The wet plate collodion process was invented in 1851. Initially it was used to create negative images on glass plates. In the mid 1850s the process was modified to create positive images on metal – the tintype – and glass – the ambrotype.
How do you make a tintype?
A viscous liquid called collodion is poured onto a metal or glass plate. It then gets sensitized with silver solution to become light sensitive before being loaded into a film holder and exposed to create an image. The process is completed by developing the plate with a solution containing iron and then dried. The last step is to provide a varnish or acrylic to the dried plate for protection and longevity. The entire process from pouring collodion to developing must be completed before the plate dries.

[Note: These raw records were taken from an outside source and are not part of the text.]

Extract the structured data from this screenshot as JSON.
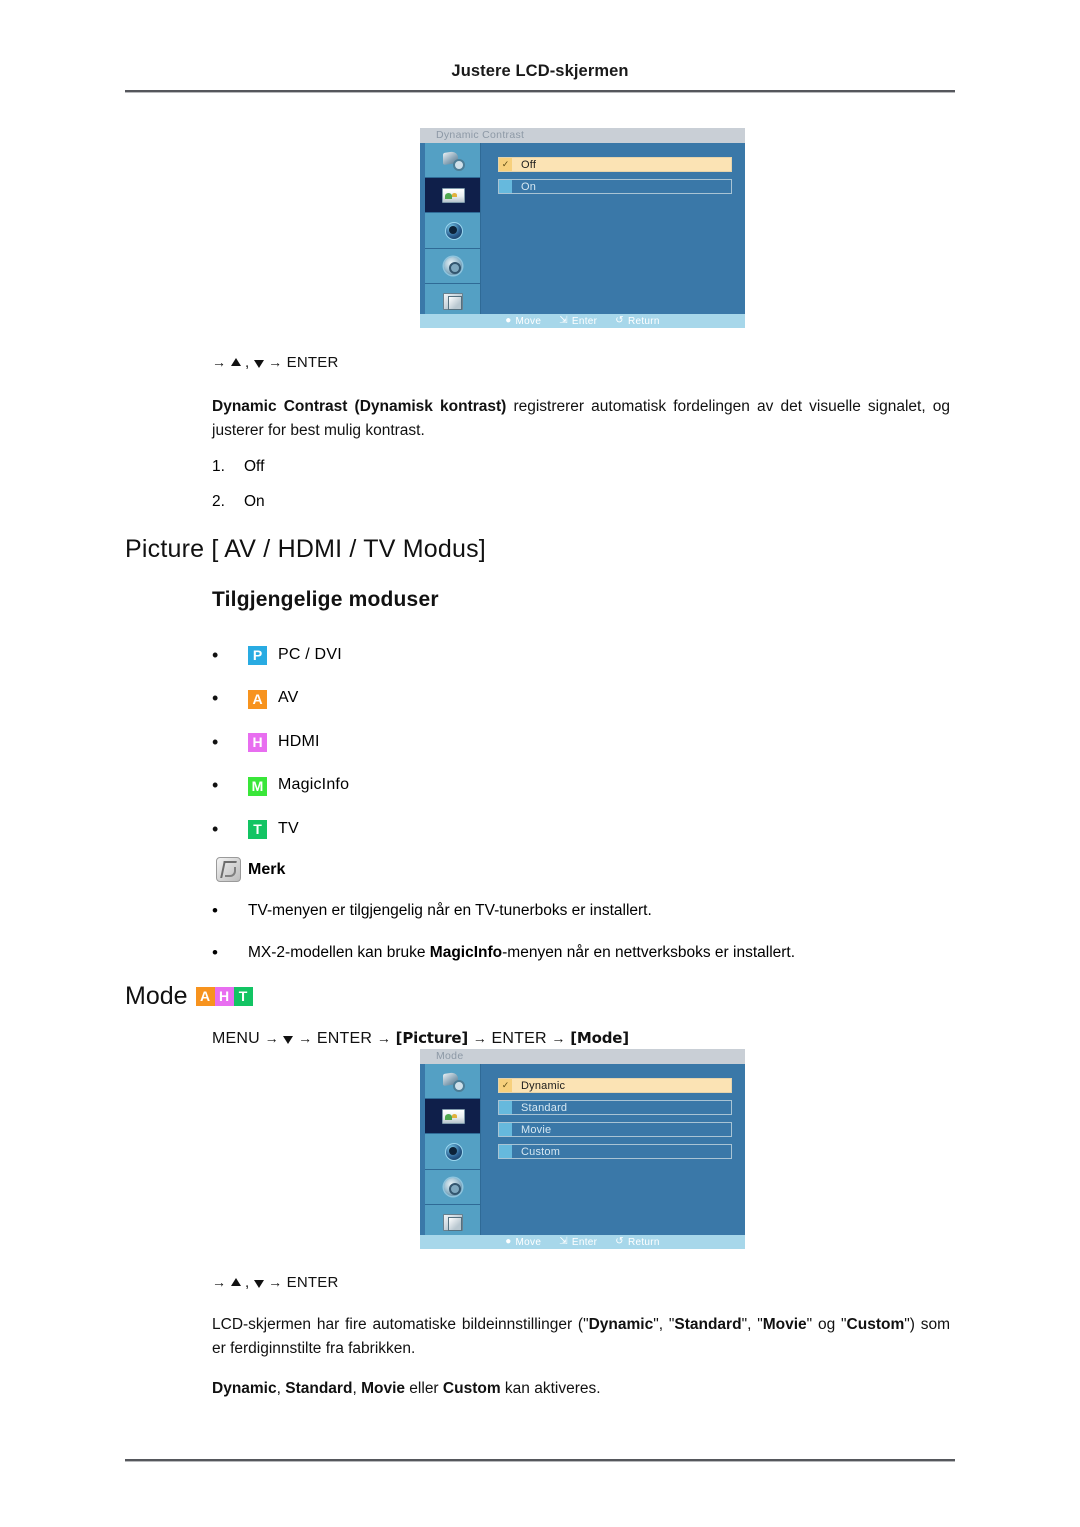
{
  "header": {
    "running_title": "Justere LCD-skjermen"
  },
  "osd_dynamic_contrast": {
    "title": "Dynamic Contrast",
    "sidebar_icons": [
      "input-icon",
      "picture-icon",
      "sound-icon",
      "setup-icon",
      "multi-control-icon"
    ],
    "selected_sidebar_index": 1,
    "options": [
      {
        "label": "Off",
        "selected": true
      },
      {
        "label": "On",
        "selected": false
      }
    ],
    "footer": [
      {
        "icon": "move-icon",
        "label": "Move"
      },
      {
        "icon": "enter-icon",
        "label": "Enter"
      },
      {
        "icon": "return-icon",
        "label": "Return"
      }
    ],
    "colors": {
      "panel": "#3a78a8",
      "titlebar": "#c9cfd6",
      "sidebar": "#54a0c4",
      "sidebar_selected": "#0f1f4a",
      "highlight": "#fbe3b4",
      "footer": "#a7d7ea"
    }
  },
  "nav_path_1": {
    "text": "→ ▲ , ▼ → ENTER"
  },
  "dynamic_contrast_desc": {
    "bold_lead": "Dynamic Contrast (Dynamisk kontrast)",
    "rest": " registrerer automatisk fordelingen av det visuelle signalet, og justerer for best mulig kontrast."
  },
  "dynamic_contrast_list": [
    {
      "num": "1.",
      "label": "Off"
    },
    {
      "num": "2.",
      "label": "On"
    }
  ],
  "picture_section": {
    "heading": "Picture [ AV / HDMI / TV Modus]",
    "subheading": "Tilgjengelige moduser",
    "modes": [
      {
        "badge": "P",
        "badge_color": "#29abe2",
        "label": "PC / DVI"
      },
      {
        "badge": "A",
        "badge_color": "#f7931e",
        "label": "AV"
      },
      {
        "badge": "H",
        "badge_color": "#e86ef0",
        "label": "HDMI"
      },
      {
        "badge": "M",
        "badge_color": "#39e639",
        "label": "MagicInfo"
      },
      {
        "badge": "T",
        "badge_color": "#12c463",
        "label": "TV"
      }
    ],
    "note_title": "Merk",
    "notes": [
      {
        "pre": "TV-menyen er tilgjengelig når en TV-tunerboks er installert.",
        "bold": "",
        "post": ""
      },
      {
        "pre": "MX-2-modellen kan bruke ",
        "bold": "MagicInfo",
        "post": "-menyen når en nettverksboks er installert."
      }
    ]
  },
  "mode_section": {
    "heading": "Mode",
    "badges": [
      {
        "badge": "A",
        "badge_color": "#f7931e"
      },
      {
        "badge": "H",
        "badge_color": "#e86ef0"
      },
      {
        "badge": "T",
        "badge_color": "#12c463"
      }
    ],
    "menu_path_parts": [
      {
        "type": "plain",
        "text": "MENU → "
      },
      {
        "type": "tri-down",
        "text": ""
      },
      {
        "type": "plain",
        "text": " → ENTER → "
      },
      {
        "type": "key",
        "text": "[Picture]"
      },
      {
        "type": "plain",
        "text": " → ENTER → "
      },
      {
        "type": "key",
        "text": "[Mode]"
      }
    ],
    "menu_path_plain": "MENU → ▼ → ENTER → [Picture] → ENTER → [Mode]"
  },
  "osd_mode": {
    "title": "Mode",
    "sidebar_icons": [
      "input-icon",
      "picture-icon",
      "sound-icon",
      "setup-icon",
      "multi-control-icon"
    ],
    "selected_sidebar_index": 1,
    "options": [
      {
        "label": "Dynamic",
        "selected": true
      },
      {
        "label": "Standard",
        "selected": false
      },
      {
        "label": "Movie",
        "selected": false
      },
      {
        "label": "Custom",
        "selected": false
      }
    ],
    "footer": [
      {
        "icon": "move-icon",
        "label": "Move"
      },
      {
        "icon": "enter-icon",
        "label": "Enter"
      },
      {
        "icon": "return-icon",
        "label": "Return"
      }
    ]
  },
  "nav_path_2": {
    "text": "→ ▲ , ▼ → ENTER"
  },
  "mode_desc": {
    "line1_a": "LCD-skjermen har fire automatiske bildeinnstillinger (\"",
    "b1": "Dynamic",
    "line1_b": "\", \"",
    "b2": "Standard",
    "line1_c": "\", \"",
    "b3": "Movie",
    "line1_d": "\" og \"",
    "b4": "Custom",
    "line1_e": "\") som er ferdiginnstilte fra fabrikken.",
    "line2_b1": "Dynamic",
    "line2_s1": ", ",
    "line2_b2": "Standard",
    "line2_s2": ", ",
    "line2_b3": "Movie",
    "line2_s3": " eller ",
    "line2_b4": "Custom",
    "line2_s4": " kan aktiveres."
  }
}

How long does it take to make a tintype?
The process to create a tintype or ambrotype takes about 15 minutes from pouring the collodion to developing the images. That is followed by a 20 minute wash in clean water to make sure the chemical process has been completely stopped before drying and varnishing.
What’s the difference between a Pop-up and a Commissioned session?
A Pop-up event is a one day “photobooth” type event with individual portrait time available through-out the day. Sign up for an available appointment spot, get your portrait and you’re done. They take place at various locations in the area like coffee shops, brewpubs, etc…
A Commissioned event is a one on one session with me to make multiple portraits of yourself or your family. I will typically spend several hours with you making multiple plates. They are appropriate for families, engagements, weddings, maternity portraits and the like.
When do I get my tintype?
How your tintype will be delivered depends on where it was made.
Pop-up Event Portraits will be available for pick-up at the event location the following week or they can be delivered by mail
Commissioned portrait session plates are typically delivered after session in person or by mail after they have been varnished off site.
What should I wear for my tintype?
The collodion chemistry is primarily sensitive to UV light. Blues will tend to appear white in finished images while reds will appear closer to black. The images are also reversed horizontally. That means text and logos will appear backwards and for that reason I suggest avoiding clothing with either.
How long will my tintype last?
Tintypes, ambrotypes and glass negatives from the 1850s are still around today and can be found in grand parents attics, antique shops and flea markets. The chemistry I use to create your image will be very similar to the chemistry used 170 years ago so with proper care and handling, your tintype should last just as long.
How should I display my tintype
Tintypes can be matted and framed like traditional photographic prints or just set on a shelf. If you leave them exposed, I would suggest dusting with a microfiber cloth and a damp cloth using only water.
Can you make my photo into a tintype?
No. Not that it isn’t possible. It just isn’t a service I offer.
How can I host a pop-up?
Pop-ups are hosted at retail locations – coffee shops, tattoo parlors, breweries…you get the idea.
The events last 4-6 hours depending on the locations availability.
I require a space about 10′ x 10′ to set up the camera, backdrop, lights and darkbox area needed to prep and develop the plates. Access to electricity to power my flashes and running water to use in the development process as well as a place to dump waste water is required. I also need about 45 minutes before and after the event to set up and tear down down my equipment.
I manage booking the appointments for the event. Depending on how pre-booking goes, walk-up appointment may or may not be possible.
If the event space has access to foot traffic, I prefer to have clients return to pick-up their packaged portraits the week after the event. This brings them back in to your location to make additional purchases of your product when they pick up!
Will you do a Pop-up at my wedding reception or corporate event
No. I can only make 3-4 portraits an hour and group sizes are limited to 3-4 persons so “party” events are difficult to manage both the number of guests and guest expectations.